Balıkhisar köyüne 1 km. uzaklıkta, köyün kuzeydoğusunda yer alan 15 metre yükseklikte 200x300 çapındaki höyükte Eski Tunç Çağında (M.Ö. III. bin)günümüze yerleşim olduğu tespit edilmiştir.eski tunç çağında karşımıza çıkan ilkler arasında; bakır ile kalayın karıştırılarak tunç madeninin elde edilmesi geleneksel Anadolu mimarisini temsil eden taş temelli kerpiç duvarlı konutlar, maden kullanılması, seramik yapımında form olarak zenginlik ve bezeme, madeni kapların taklidi çanak-çömlek yapımı, dönemin sonlarında kullanılmaya başlanan seramik çarkının kullanılmasıdır.Elecik köyü sınırları içinde yer alan Kızıleşik Tümülüsü kazısı Anadolu Medeniyetleri Müzesi Müdürlüğü’nce 21-23 Eylül 1987 tarihleri arasında yapılmıştır.Roma dönemine ait tümülüste ele geçen eserler İmparatorluk Dönemine ait koku kapları, bir çift altın küpe, bir yüzük, bir kolyeye ait 7 muhtelif yaprak ve şerit parçaları, bronz menteşe parçası 4 bronz halka ve döğme tekniği ile yapılmış 3 adet çividir. Mezardan çıkan eserle ve mezarın mimari yapısı M.S. 1.2. yüzyılın özelliklerini taşımaktadır. Ayrıca tümülüsün örtü toprağı içinde M.Ö. III. bine ait çanak çömlek parçaları bulunmuştur. Bu çanak çömlek parçaları tümülüs yakınındaki bir höyükten taşınmış olmalıdır.

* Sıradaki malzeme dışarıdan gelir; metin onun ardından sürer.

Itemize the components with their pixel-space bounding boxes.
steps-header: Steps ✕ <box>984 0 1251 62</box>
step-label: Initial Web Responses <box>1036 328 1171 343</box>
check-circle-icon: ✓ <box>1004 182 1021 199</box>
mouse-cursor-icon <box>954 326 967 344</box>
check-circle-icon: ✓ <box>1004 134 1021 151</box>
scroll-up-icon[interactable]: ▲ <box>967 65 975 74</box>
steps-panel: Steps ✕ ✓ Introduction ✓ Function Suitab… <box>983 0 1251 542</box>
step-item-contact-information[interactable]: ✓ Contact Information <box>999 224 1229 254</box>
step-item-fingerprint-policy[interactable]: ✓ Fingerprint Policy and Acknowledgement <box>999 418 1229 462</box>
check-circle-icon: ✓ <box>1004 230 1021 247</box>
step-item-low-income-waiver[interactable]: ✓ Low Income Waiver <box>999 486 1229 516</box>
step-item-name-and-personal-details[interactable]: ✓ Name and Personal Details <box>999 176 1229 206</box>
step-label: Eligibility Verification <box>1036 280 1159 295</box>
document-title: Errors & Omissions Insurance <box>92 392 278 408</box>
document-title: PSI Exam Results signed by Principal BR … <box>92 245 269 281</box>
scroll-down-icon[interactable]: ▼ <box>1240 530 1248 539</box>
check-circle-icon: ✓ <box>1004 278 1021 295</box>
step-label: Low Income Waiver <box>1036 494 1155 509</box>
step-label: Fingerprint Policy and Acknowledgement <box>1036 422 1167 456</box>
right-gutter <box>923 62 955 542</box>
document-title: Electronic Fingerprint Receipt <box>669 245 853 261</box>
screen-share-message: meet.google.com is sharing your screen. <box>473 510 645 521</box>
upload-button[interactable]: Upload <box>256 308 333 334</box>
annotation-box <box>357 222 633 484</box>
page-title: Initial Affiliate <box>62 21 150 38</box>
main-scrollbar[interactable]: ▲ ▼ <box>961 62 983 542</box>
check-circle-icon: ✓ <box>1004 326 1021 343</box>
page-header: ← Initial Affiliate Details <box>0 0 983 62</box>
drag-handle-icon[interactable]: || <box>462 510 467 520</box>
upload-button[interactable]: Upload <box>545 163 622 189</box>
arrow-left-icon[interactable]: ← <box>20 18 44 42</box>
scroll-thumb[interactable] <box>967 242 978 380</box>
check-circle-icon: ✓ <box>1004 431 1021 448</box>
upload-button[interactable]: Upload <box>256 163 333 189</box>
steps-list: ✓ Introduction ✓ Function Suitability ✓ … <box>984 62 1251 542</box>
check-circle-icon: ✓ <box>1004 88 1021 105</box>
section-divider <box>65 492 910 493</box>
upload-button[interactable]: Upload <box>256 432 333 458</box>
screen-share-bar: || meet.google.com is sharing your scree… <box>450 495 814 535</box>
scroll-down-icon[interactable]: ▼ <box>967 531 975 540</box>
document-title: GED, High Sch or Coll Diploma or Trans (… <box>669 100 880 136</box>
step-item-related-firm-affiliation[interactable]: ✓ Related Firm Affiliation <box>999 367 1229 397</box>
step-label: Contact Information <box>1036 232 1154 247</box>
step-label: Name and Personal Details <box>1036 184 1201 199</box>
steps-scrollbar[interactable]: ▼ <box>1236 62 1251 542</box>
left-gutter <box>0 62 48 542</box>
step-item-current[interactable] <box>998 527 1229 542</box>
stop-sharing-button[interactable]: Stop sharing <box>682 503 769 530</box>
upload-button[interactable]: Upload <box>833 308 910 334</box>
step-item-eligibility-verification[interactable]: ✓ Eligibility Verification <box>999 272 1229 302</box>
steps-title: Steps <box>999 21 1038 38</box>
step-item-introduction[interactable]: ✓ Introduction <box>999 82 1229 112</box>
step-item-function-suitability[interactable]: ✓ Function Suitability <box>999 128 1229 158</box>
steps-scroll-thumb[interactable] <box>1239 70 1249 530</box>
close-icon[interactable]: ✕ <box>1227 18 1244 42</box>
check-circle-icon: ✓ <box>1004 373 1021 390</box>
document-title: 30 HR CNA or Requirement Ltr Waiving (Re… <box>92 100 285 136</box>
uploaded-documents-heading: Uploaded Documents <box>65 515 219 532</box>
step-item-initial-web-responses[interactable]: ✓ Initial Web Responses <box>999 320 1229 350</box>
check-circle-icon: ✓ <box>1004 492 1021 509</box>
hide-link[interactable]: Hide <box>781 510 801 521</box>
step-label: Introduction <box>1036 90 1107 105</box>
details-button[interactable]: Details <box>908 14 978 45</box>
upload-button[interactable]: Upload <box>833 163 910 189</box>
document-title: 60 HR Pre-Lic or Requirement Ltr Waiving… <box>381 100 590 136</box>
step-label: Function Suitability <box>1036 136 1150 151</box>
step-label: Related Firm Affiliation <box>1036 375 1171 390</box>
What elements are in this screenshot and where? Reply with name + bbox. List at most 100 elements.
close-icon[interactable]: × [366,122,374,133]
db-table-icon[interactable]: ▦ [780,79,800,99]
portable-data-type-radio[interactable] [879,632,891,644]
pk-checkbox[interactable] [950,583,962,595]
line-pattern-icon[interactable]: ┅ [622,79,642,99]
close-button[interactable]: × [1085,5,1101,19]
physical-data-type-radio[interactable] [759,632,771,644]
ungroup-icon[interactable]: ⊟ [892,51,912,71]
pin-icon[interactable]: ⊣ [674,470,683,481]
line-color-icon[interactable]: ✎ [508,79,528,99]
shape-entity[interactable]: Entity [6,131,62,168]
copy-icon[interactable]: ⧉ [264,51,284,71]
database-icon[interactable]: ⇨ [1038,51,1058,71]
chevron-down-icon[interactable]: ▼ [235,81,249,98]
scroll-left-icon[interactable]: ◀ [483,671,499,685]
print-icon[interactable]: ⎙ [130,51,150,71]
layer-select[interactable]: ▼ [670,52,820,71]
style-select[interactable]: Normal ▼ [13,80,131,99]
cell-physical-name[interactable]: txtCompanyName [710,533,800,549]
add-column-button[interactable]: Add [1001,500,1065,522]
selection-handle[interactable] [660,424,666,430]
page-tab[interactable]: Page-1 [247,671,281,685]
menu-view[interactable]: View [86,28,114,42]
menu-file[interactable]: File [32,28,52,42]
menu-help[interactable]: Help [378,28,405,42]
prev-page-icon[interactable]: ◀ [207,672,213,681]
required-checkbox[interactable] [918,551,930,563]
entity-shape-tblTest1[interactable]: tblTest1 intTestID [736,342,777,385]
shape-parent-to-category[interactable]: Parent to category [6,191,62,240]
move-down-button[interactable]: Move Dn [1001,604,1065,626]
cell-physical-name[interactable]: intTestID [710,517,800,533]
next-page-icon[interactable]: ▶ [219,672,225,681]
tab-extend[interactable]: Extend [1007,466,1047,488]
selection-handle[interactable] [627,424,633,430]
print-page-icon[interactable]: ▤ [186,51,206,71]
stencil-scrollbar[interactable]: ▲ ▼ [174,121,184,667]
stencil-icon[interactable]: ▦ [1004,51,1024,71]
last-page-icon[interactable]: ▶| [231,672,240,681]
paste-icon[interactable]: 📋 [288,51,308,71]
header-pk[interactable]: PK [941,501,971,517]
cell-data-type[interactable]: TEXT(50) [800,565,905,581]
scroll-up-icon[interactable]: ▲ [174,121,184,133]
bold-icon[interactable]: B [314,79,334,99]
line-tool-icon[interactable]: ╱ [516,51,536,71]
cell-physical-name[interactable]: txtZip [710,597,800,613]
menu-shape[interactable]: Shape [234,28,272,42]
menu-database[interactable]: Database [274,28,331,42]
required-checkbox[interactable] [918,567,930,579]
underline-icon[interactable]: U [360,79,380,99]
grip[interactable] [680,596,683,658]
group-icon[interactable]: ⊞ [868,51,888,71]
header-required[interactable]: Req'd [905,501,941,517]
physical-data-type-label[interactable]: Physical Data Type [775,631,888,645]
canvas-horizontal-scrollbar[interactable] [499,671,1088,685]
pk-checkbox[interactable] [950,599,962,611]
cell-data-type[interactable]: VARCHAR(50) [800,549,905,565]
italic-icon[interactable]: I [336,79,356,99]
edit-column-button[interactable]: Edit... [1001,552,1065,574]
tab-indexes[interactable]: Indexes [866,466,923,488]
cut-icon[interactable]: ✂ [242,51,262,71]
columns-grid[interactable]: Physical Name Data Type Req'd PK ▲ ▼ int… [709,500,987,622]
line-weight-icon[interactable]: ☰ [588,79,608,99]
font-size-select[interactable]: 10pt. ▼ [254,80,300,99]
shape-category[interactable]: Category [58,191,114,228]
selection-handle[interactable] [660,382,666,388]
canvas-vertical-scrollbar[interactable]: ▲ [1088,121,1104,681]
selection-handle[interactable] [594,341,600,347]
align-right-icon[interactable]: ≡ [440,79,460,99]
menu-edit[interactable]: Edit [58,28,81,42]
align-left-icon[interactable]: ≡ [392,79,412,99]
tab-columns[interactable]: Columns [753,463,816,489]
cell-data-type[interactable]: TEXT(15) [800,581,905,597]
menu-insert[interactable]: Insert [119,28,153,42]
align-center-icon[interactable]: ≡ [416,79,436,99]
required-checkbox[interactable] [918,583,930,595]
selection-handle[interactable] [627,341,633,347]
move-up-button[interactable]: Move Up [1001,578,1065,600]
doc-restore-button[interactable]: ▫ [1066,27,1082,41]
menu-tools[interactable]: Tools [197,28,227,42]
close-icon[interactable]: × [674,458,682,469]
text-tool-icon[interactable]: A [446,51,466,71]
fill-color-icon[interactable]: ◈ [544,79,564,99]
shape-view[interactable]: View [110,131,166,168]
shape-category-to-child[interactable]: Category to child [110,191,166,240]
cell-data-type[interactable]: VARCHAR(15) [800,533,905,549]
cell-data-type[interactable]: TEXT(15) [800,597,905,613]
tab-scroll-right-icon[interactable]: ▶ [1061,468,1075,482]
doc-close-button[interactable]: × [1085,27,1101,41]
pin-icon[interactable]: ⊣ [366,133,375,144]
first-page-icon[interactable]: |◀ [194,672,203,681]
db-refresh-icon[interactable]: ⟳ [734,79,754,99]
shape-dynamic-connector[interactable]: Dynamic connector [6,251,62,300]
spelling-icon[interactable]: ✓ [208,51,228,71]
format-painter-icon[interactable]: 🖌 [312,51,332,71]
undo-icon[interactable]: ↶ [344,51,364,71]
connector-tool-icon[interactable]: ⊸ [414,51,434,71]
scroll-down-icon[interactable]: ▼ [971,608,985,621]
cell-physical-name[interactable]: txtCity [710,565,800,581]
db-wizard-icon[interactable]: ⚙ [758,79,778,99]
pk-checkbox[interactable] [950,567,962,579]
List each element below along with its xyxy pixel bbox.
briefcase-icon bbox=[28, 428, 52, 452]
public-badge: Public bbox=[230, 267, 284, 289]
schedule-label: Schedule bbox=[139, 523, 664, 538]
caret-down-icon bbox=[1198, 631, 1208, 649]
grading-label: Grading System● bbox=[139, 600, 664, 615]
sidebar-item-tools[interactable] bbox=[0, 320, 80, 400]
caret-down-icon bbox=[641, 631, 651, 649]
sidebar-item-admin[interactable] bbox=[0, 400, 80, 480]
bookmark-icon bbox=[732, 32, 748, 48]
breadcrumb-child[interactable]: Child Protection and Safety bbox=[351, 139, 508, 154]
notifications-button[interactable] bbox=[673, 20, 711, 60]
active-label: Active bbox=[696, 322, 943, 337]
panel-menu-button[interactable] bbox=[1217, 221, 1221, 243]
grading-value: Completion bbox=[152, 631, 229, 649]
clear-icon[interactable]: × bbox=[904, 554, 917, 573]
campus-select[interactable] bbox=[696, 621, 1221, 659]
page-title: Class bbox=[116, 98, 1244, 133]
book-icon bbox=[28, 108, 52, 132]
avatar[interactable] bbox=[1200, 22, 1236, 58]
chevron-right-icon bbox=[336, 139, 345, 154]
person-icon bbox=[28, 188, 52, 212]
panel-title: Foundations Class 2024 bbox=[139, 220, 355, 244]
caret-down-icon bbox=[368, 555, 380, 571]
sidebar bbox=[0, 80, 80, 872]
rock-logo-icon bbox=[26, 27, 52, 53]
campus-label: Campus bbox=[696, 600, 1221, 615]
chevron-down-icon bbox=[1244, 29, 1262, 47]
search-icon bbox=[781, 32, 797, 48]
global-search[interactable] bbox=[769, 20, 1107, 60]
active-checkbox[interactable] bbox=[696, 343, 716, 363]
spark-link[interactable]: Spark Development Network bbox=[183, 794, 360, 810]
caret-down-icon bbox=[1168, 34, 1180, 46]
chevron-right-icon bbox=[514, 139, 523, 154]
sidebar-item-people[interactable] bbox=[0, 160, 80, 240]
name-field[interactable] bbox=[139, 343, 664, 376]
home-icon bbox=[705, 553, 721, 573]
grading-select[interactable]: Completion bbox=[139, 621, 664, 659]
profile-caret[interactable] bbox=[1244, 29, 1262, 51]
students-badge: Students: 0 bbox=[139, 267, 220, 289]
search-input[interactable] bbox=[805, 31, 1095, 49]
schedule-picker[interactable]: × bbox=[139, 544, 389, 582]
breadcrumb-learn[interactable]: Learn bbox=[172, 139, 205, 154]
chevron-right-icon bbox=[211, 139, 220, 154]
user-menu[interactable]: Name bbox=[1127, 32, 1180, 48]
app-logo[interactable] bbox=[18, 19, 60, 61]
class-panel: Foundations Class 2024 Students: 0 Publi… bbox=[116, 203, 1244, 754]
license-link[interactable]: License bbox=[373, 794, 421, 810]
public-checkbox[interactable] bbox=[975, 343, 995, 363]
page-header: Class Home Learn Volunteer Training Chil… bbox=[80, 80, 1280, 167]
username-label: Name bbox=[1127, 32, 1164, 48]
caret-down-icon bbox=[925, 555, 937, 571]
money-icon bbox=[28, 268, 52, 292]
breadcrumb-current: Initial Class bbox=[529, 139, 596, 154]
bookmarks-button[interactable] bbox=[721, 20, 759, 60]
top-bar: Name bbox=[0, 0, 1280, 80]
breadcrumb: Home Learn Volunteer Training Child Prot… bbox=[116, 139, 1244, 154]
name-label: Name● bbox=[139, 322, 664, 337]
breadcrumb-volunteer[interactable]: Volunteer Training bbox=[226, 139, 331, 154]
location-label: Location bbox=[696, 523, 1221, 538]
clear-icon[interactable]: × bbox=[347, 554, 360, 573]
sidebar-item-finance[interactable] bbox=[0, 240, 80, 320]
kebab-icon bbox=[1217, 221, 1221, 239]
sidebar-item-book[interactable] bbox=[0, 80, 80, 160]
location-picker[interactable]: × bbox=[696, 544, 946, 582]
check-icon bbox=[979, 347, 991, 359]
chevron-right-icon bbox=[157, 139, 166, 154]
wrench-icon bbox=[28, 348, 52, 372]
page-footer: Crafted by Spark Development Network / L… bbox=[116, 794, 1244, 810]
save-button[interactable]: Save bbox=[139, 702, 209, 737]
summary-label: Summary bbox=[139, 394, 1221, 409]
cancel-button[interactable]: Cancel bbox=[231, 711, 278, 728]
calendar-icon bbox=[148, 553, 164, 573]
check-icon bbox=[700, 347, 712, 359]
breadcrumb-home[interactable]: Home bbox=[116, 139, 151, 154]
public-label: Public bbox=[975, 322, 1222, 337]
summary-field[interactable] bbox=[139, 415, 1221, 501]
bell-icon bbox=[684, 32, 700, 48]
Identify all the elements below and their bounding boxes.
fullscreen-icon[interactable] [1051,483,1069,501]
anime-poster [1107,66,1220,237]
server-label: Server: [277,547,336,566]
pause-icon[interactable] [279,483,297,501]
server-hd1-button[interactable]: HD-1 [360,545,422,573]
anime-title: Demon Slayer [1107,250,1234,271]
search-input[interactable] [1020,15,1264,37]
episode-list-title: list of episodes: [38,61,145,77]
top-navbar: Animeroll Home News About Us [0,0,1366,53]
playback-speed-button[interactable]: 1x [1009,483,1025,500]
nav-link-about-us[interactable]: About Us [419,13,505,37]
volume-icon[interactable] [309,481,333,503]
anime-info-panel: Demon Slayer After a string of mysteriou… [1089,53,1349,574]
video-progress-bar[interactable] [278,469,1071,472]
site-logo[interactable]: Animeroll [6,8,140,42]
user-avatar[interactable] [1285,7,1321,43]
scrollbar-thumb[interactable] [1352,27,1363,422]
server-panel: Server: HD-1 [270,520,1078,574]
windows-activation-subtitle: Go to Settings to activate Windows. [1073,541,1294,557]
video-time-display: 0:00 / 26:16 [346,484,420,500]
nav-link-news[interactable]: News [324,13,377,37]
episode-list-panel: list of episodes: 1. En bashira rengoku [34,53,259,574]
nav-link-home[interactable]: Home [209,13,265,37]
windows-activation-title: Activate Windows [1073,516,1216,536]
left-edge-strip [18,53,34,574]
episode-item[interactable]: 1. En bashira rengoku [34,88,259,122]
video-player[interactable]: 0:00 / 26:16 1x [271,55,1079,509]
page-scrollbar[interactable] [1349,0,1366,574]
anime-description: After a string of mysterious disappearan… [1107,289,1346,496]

Akyurt’ta bulunan mermer bir yılan heykeli, Roma dönemine ait olup, Anadolu Medeniyetleri Müzesi’nin ‘Çağlar Boyu Ankara’ bölümünde sergilenmektedir.Roma dönemine ait eserler ilçe sınırları içerisinde köylerimizde de hali hazırda mevcut olup, bunun en iyi örneklerini Elecik köyünde ilköğretim okulu bahçesinde ve köy yolunda, Güzelhisar (Kızılhisar) köyü meydanındaki çeşmenin üzerinde de görebilmek mümkündür. Bun dönemin ardından M.Ö. 21’de Galatya (Ankara, Çankırı, Yozgat) yöresi bir Roma eyaleti haline gelince, bu yol güzergahının hemen üzerinde, aynı zamanda ‘Krallar Yolu’ denilen bu yolda Akyurt’ ta, tarih içindeki önemi sürdürmüştür.Daha sonra sonraları Bizanslılar, Anadolu Selçukluları, Danişmendliler arasında el değiştirmiştir.13. yüzyılın ikinci yarısında Moğol akınlarından kaçan çok sayıda esnaf ve zanaatkarın Anadolu’ya göçleri sonucu ekonomik ve toplumsal yaşamda değişiklikler olmuş, Akyurt’ta bulunduğu konumdan dolayı bundan etkilenmiştir. 1071 Malazgirt savaşından sonra Anadolu kapıları Türklere açılmış ve gruplar halinde içerlere doğru akmışlardır.Ankara, Kırşehir, Yozgat, Çorum, Kastamonu, Çankırı ve Eskişehir çevresinde Türk göçlüğünün yoğun olduğu ve bu çevrelerin ilk Türkmenlerce yurt ve otlak olarak kullanıldığı kayıtlardan anlaşılmaktadır.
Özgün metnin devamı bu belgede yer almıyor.